План этой книги возник в конце 1980-х годов, во время подготовки рукописи «Audiovisionen — Kino und Fernsehen als Zwischenspiele in der Geschichte» [«Аудиовидение — кино и телевидение как интермедии в истории» (нем.). — Примеч. пер.] для издательства «Rowohlts Deutsche Enzyklopдdie». Эта рукопись представляла собой попытку сочетать два наиболее популярных аудиовизуальных медиа XX века с их параллельным возникновением и развитием в рамках более обширных технико- и культурно-исторических взаимосвязей. Кино и телевидение следовало понимать как особые медиальные диспозитивы, гегемониальная сила которых является исторически ограниченной. В связи с бурным началом очевидного технологического и культурного перелома, проходящего под знаком дигитализации и объединения компьютеров в сеть, речь шла о введении более спокойной, но не более удобной перспективы. Чрезмерно поспешная ориентация на новый главный медиум, на который некоторое время пришлось ориентироваться всей семиотической практике — до тех пор, пока не определится следующий, — должна предоставить возможность суверенного и конструктивного обхождения с «новым» как таковым. Книга «Аудиовидения» понималась мною как защита гетерогенности аудиальных и визуальных искусств от начинающейся Psychopathia medialis [Медиальная психопатия (лат.). — Примеч. пер.].
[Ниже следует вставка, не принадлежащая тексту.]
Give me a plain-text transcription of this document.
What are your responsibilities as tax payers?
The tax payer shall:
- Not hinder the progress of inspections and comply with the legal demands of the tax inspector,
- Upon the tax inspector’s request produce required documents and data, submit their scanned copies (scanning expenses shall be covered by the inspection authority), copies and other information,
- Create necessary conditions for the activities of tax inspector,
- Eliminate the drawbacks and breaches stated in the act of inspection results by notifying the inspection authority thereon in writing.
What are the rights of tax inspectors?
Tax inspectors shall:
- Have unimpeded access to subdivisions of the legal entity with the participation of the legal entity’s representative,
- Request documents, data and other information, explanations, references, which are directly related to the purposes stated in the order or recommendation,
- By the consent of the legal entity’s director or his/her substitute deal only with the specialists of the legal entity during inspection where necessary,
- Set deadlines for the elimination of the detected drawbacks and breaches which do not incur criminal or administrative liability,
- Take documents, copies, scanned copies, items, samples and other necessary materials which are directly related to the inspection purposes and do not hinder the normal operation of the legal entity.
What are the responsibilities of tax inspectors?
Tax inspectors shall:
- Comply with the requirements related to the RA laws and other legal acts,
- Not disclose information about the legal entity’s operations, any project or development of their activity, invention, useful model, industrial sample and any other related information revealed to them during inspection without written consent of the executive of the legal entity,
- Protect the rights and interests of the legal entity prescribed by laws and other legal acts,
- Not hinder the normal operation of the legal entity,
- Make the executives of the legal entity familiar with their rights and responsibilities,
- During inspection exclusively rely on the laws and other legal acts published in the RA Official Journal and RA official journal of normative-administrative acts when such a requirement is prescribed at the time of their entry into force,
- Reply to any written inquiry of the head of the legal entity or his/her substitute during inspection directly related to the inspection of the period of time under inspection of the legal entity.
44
Отношение, которое в те годы ощущалось уже повседневно, усилилось в 1990-е годы. Изменения, ставшие практикой, расценивались как революция, которую по своему значению можно было бы приравнять к возникновению особой индустрии. После провозглашения вступления в эпоху новой экономики и информационного общества, в котором никому уже не придется работать в поте лица, новое должно было потерять свой пугающий лик. Провозглашенная революция была революцией настоящего. Всякий феномен дигитальности и объединения в сеть прославлялся как блестящая и принципиальная инновация. Такая ярмарочно-балаганная навязчивость и поверхностность, которая царила тогда не только в повседневной практике медиа, но и в их теории, спровоцировала меня начать более комплексное и всеохватное исследование. Поначалу оно было скачкообразным, изобиловало значительными промедлениями и зависело от мест, где я работал.